I am relatively new to this stuff but a long time user of Postgres. Looking to learn but wildly confused and overwhelmed around what I should work on to implement for the best UX[1]

[1] Best UX defined as fast loading times for large number of rows and dynamically being able to load data (sockets?) and realtime data communication

austin-cheney 15 days ago

If you want to output to a browser here is the guide to achieve the best possible performance according to the numbers:

https://github.com/prettydiff/wisdom/blob/master/performance...

Warning: every time I post this people claim to want superior performance but then whine when they realize they have to actually write code (as opposed to letting NPM or React or jQuery do 99% of everything).

pjacotg 15 days ago

If you want to display analytics on a dashboard I would generate materialized views from your underlying data first and then display that. Try and precalculate as much as possible to avoid having to do it on your front end.

pants2 15 days ago

Sounds like you might enjoy QuestDB. It's Postgres-compatible but oriented toward time series and streaming data. It's easy to install and play around with and comes with a built-in explorer UI.

zer00eyz 16 days ago

It might matter what platform you choose at all. If you know Postgres pick that.

What matters more than your storage engine. Your provider, your architecture and design, and your plans for scaling (read plans not actions).

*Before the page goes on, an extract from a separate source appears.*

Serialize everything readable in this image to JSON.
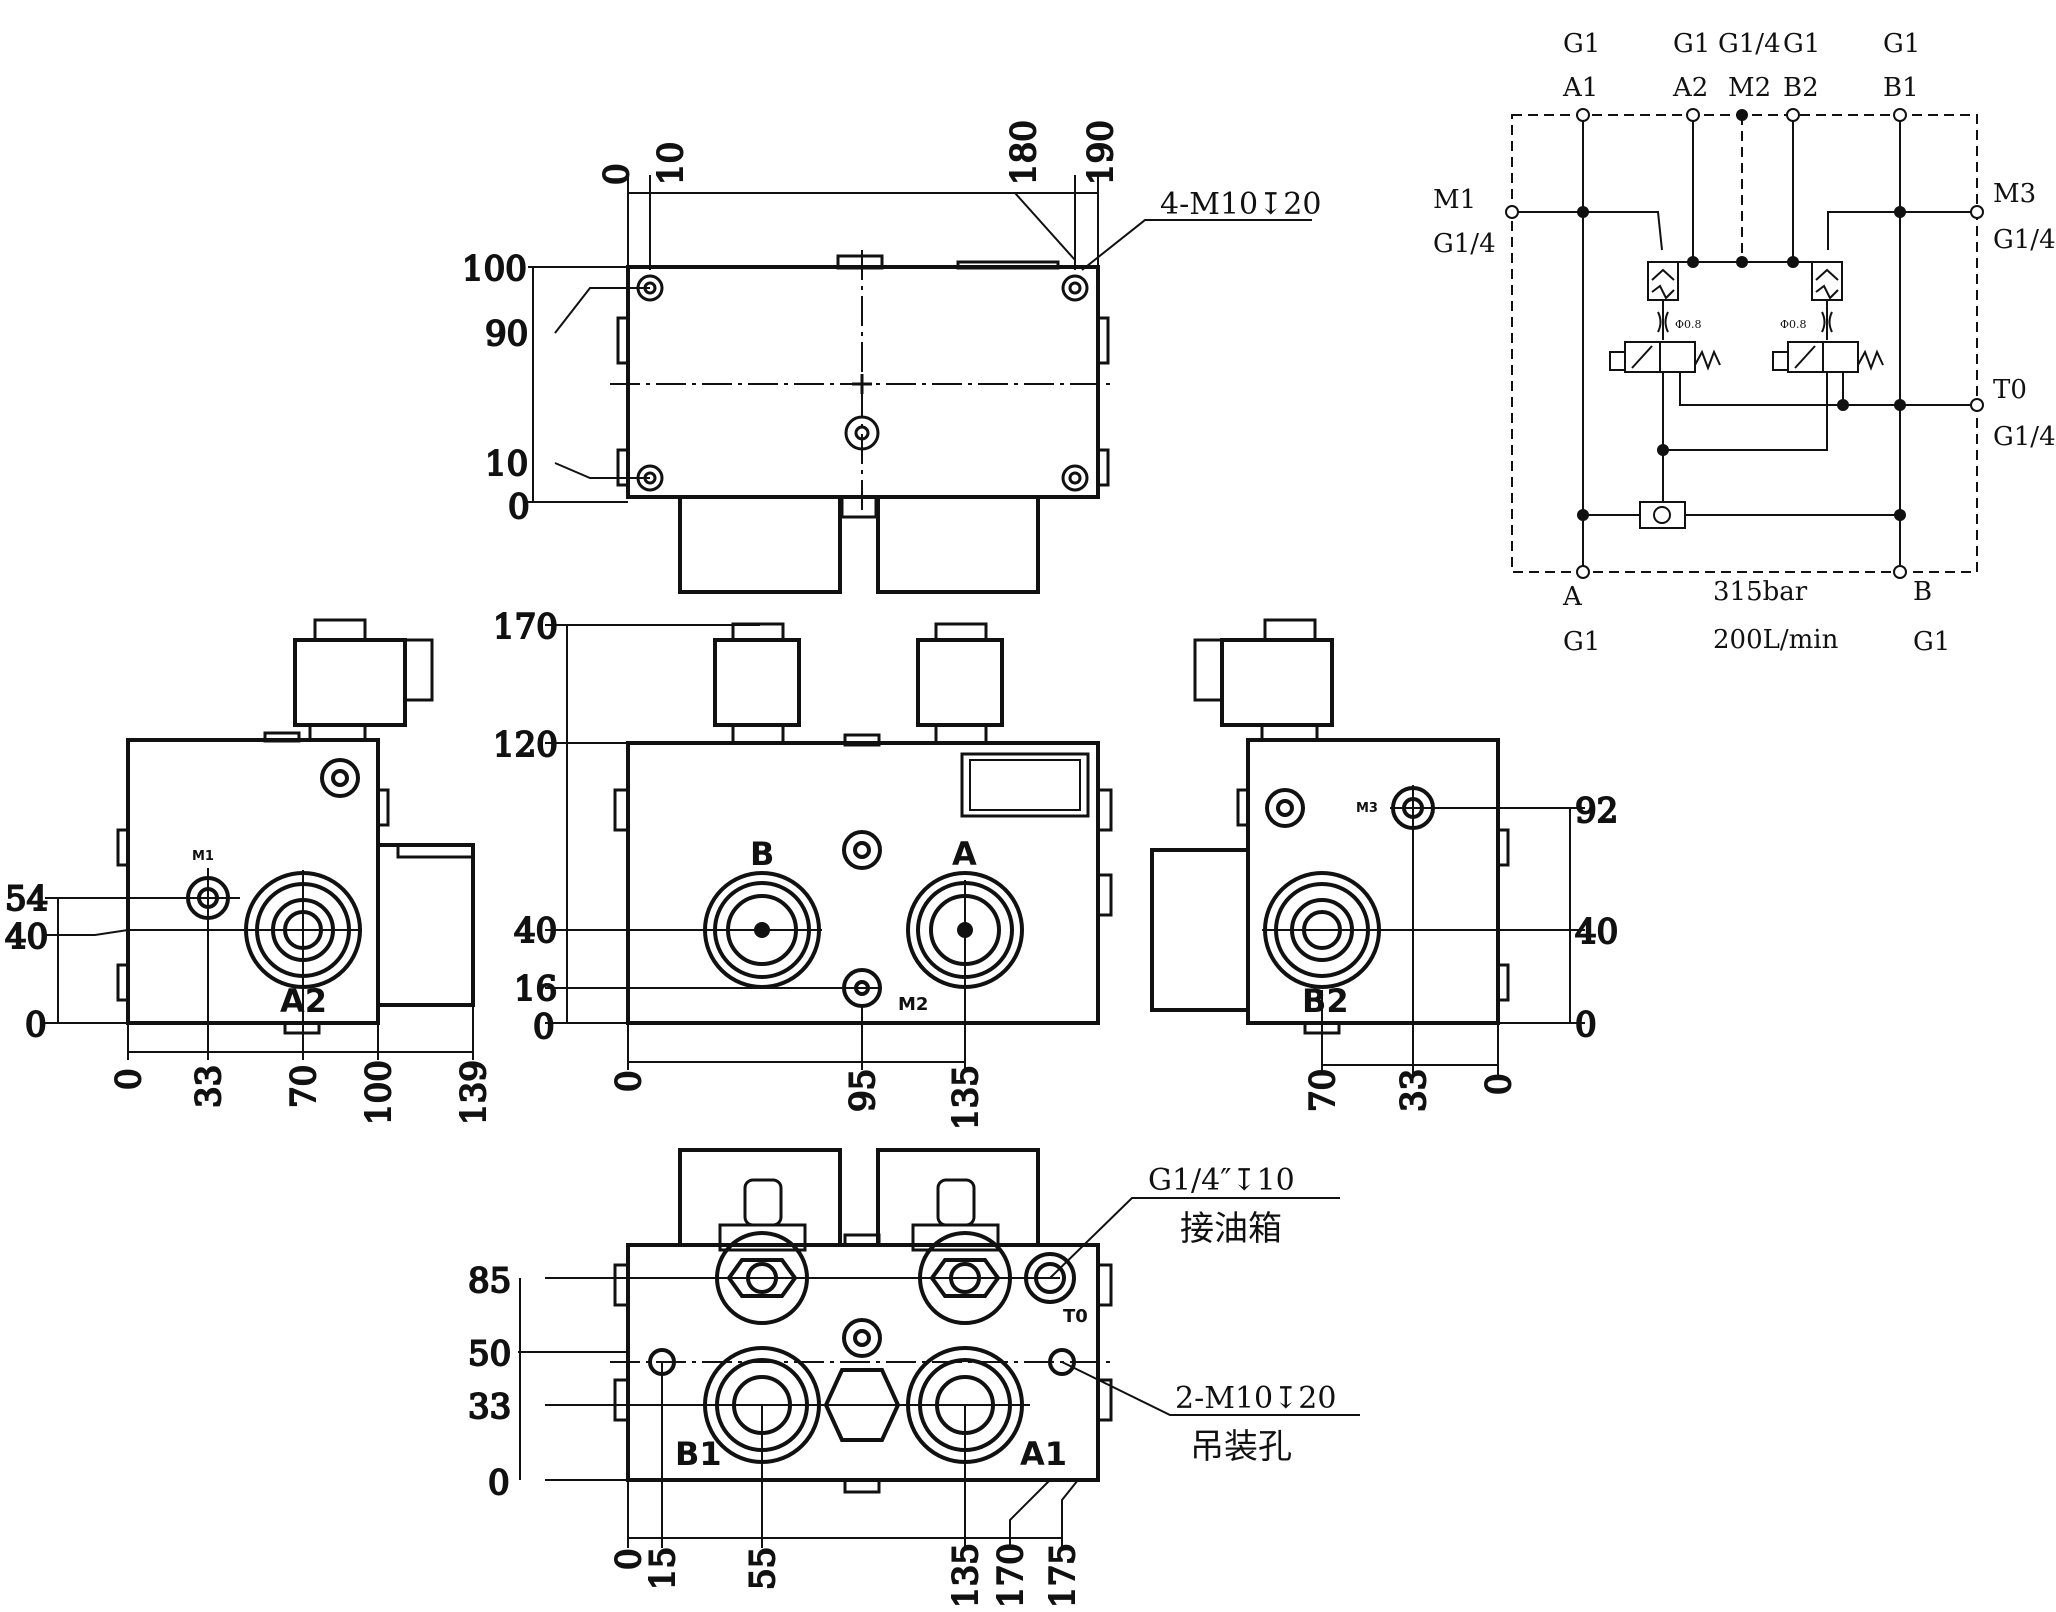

There are lots of companies that cant seem grasp that multi-tenancy would be a win for them. You remove a bunch of pain for customer facing code. Your internal admin and reporting tools need to take that weight. It means that scaling problems are likely to impact fewer customers (and will be easier to address). It means that your costs map more directly to your (hopeful) income.

None of this should stop you from playing with other data engines. If you have the capital, just build a linux box (a few hundred bucks), throw prox mox on it, an extra vm and limit the cores and memory and see what some of these DB's can do. Can you install them. What are the interfaces like, can you build a cluster of them. What is their network IO vs the data IO... Is this a perfect test. No. IF something sucks to write good code and something else is easier where do you take that into account.

If your going to have REAL high bandwidth applications then your going to end up out of cloud and on your own hardware. If you cant install these things then there is zero point in pursuing them.

joshxyz 13 days ago

clickhouse + react + websockets for me